J'étais la seule femme flic, et la fille me donnait l'air, comme si elle voulait communiquer avec moi sans en parler aux hommes. Je pouvais voir qu'elle voulait de l'aide de moi et je voulais lui parler, mais je ne savais pas parler albanais, et elle ne parlait pas non plus serbe. Je pensais qu'il y avait eu viol, et je l'ai signalé à mon commandant. Plus tard, j'ai eu raison. Puis j'ai réalisé que je devais apprendre l'albanais”, a dit Kathanov, a diffusé Koha.net.
Comme celui qui parle couramment albanais, Kaitanovic est un Serbe rare. Bien qu'il y ait encore une génération d'Albanais du Kosovo qui se souviennent des Serbes, cette langue est rare parmi les jeunes. Les enfants des écoles serbes, qui continuent d'enseigner le programme de l'État serbe, n'apprennent pas l'albanais, même le contraire.
“Malheureusement, nous avons encore une situation où les Serbes et les Albanais vivent séparément”, a déclaré Dalibor Jevtic, vice-premier ministre serbe du Kosovo parlant albanais. Tout en évitant la question de ses positions sur le statut du Kosovo, Yevtic dit que toutes les parties devraient avoir une approche constructive de la langue. Bien que son parti, la Liste des Serbes, ait des liens étroits avec Belgrade, il dit qu'il n'appartient pas à la Serbie de montrer aux Serbes du Kosovo comment vivre.
Cinquante pour cent des Serbes du centre de la Serbie n'ont jamais été au Kosovo. Ils ne comprennent pas nos vies, et je prends vraiment au sérieux quand ils me disent comment vivre ma vie avec mes voisins, dit-il.
Bien que la majorité des Serbes du Kosovo soient toujours préoccupés par l'idée d'indépendance, beaucoup considèrent maintenant le chômage et la discrimination économique comme des menaces plus grandes que les tensions ethniques. Il y a aussi une division au sein de la communauté, ce qui est bien illustré par le meurtre d'Oliver Ivanovic en janvier, un homme politique serbe du Kosovo qui s'est opposé à la Liste serbe, qui a dominé la scène politique serbe. Ivanovic a été abattu à Mitrovica, une ville divisée par Ibri entre les parties serbe et albanaise. Personne n'a été arrêté pour meurtre.
“Il n'est pas sûr de parler librement dans cette ville, mais dire que ce ne sont pas les Albanais qui l'ont tué”, a déclaré Marko Jaksic, associé politique d'Ivanovic, lors d'une interview dans le nord de Mitrovica, a diffusé Koha.net.

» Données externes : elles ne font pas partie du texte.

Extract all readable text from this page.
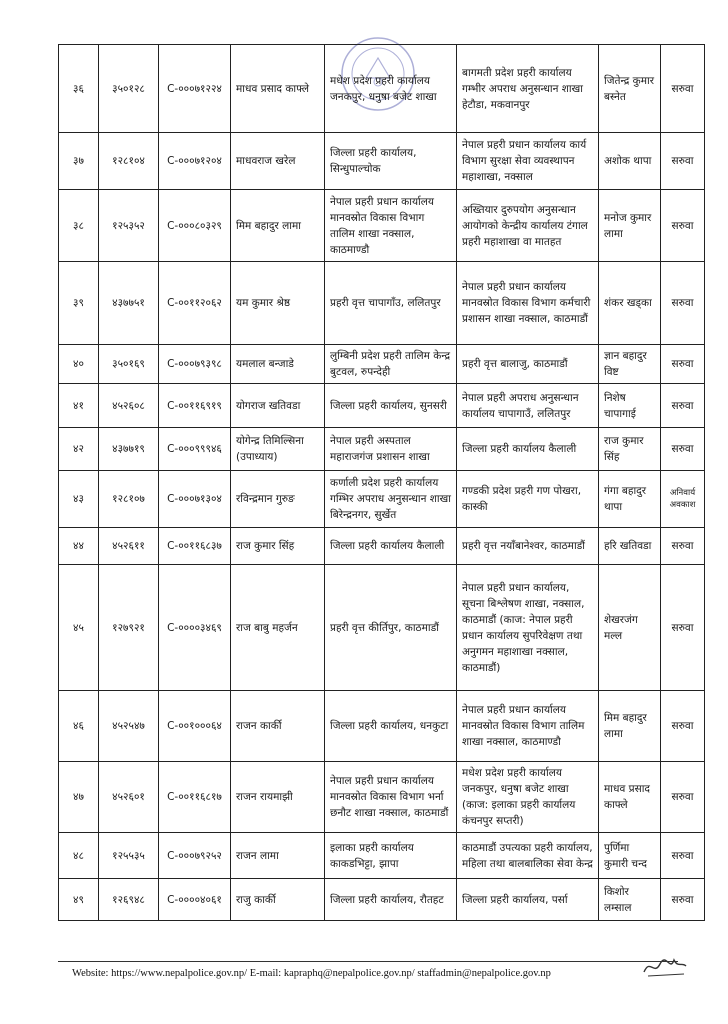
३६	३५०१२८	C-०००७१२२४	माधव प्रसाद काफ्ले	मधेश प्रदेश प्रहरी कार्यालय जनकपुर, धनुषा बजेट शाखा	बागमती प्रदेश प्रहरी कार्यालय गम्भीर अपराध अनुसन्धान शाखा हेटौडा, मकवानपुर	जितेन्द्र कुमार बस्नेत	सरुवा
३७	१२८१०४	C-०००७१२०४	माधवराज खरेल	जिल्ला प्रहरी कार्यालय, सिन्धुपाल्चोक	नेपाल प्रहरी प्रधान कार्यालय कार्य विभाग सुरक्षा सेवा व्यवस्थापन महाशाखा, नक्साल	अशोक थापा	सरुवा
३८	१२५३५२	C-०००८०३२९	मिम बहादुर लामा	नेपाल प्रहरी प्रधान कार्यालय मानवस्रोत विकास विभाग तालिम शाखा नक्साल, काठमाण्डौ	अख्तियार दुरुपयोग अनुसन्धान आयोगको केन्द्रीय कार्यालय टंगाल प्रहरी महाशाखा वा मातहत	मनोज कुमार लामा	सरुवा
३९	४३७७५१	C-००११२०६२	यम कुमार श्रेष्ठ	प्रहरी वृत्त चापागाँउ, ललितपुर	नेपाल प्रहरी प्रधान कार्यालय मानवस्रोत विकास विभाग कर्मचारी प्रशासन शाखा नक्साल, काठमाडौं	शंकर खड्का	सरुवा
४०	३५०१६९	C-०००७९३९८	यमलाल बन्जाडे	लुम्बिनी प्रदेश प्रहरी तालिम केन्द्र बुटवल, रुपन्देही	प्रहरी वृत्त बालाजु, काठमाडौं	ज्ञान बहादुर विष्ट	सरुवा
४१	४५२६०८	C-००११६९१९	योगराज खतिवडा	जिल्ला प्रहरी कार्यालय, सुनसरी	नेपाल प्रहरी अपराध अनुसन्धान कार्यालय चापागाउँ, ललितपुर	निशेष चापागाई	सरुवा
४२	४३७७१९	C-०००९९९४६	योगेन्द्र तिमिल्सिना (उपाध्याय)	नेपाल प्रहरी अस्पताल महाराजगंज प्रशासन शाखा	जिल्ला प्रहरी कार्यालय कैलाली	राज कुमार सिंह	सरुवा
४३	१२८१०७	C-०००७१३०४	रविन्द्रमान गुरुङ	कर्णाली प्रदेश प्रहरी कार्यालय गम्भिर अपराध अनुसन्धान शाखा बिरेन्द्रनगर, सुर्खेत	गण्डकी प्रदेश प्रहरी गण पोखरा, कास्की	गंगा बहादुर थापा	अनिवार्य अवकाश
४४	४५२६११	C-००११६८३७	राज कुमार सिंह	जिल्ला प्रहरी कार्यालय कैलाली	प्रहरी वृत्त नयाँबानेश्वर, काठमाडौं	हरि खतिवडा	सरुवा
४५	१२७९२१	C-००००३४६९	राज बाबु महर्जन	प्रहरी वृत्त कीर्तिपुर, काठमाडौं	नेपाल प्रहरी प्रधान कार्यालय, सूचना बिश्लेषण शाखा, नक्साल, काठमाडौं (काज: नेपाल प्रहरी प्रधान कार्यालय सुपरिवेक्षण तथा अनुगमन महाशाखा नक्साल, काठमाडौं)	शेखरजंग मल्ल	सरुवा
४६	४५२५४७	C-००१०००६४	राजन कार्की	जिल्ला प्रहरी कार्यालय, धनकुटा	नेपाल प्रहरी प्रधान कार्यालय मानवस्रोत विकास विभाग तालिम शाखा नक्साल, काठमाण्डौ	मिम बहादुर लामा	सरुवा
४७	४५२६०१	C-००११६८१७	राजन रायमाझी	नेपाल प्रहरी प्रधान कार्यालय मानवस्रोत विकास विभाग भर्ना छनौट शाखा नक्साल, काठमाडौं	मधेश प्रदेश प्रहरी कार्यालय जनकपुर, धनुषा बजेट शाखा (काज: इलाका प्रहरी कार्यालय कंचनपुर सप्तरी)	माधव प्रसाद काफ्ले	सरुवा
४८	१२५५३५	C-०००७९२५२	राजन लामा	इलाका प्रहरी कार्यालय काकडभिट्टा, झापा	काठमाडौं उपत्यका प्रहरी कार्यालय, महिला तथा बालबालिका सेवा केन्द्र	पुर्णिमा कुमारी चन्द	सरुवा
४९	१२६९४८	C-००००४०६१	राजु कार्की	जिल्ला प्रहरी कार्यालय, रौतहट	जिल्ला प्रहरी कार्यालय, पर्सा	किशोर लम्साल	सरुवा
Website: https://www.nepalpolice.gov.np/ E-mail: kapraphq@nepalpolice.gov.np/ staffadmin@nepalpolice.gov.np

Certains Serbes du Kosovo disent que Belgrade et Pristina sont tout aussi frustrés d'exploiter leur situation pour marquer des points. Les visites de haut niveau de Djuric et d'autres personnes au Kosovo sont souvent considérées comme vouées à l'opinion publique en Serbie plutôt qu'à apporter des améliorations matérielles. Pour Belgrade, le Kosovo est une puce de poker à jouer sur le chemin de la Serbie vers l'intégration européenne”, dit Jaksic. “Vuciqi est prêt à jouer, et Djuriqi est dédié à agir comme un sédatif qui rend les choses plus faciles pour nous”.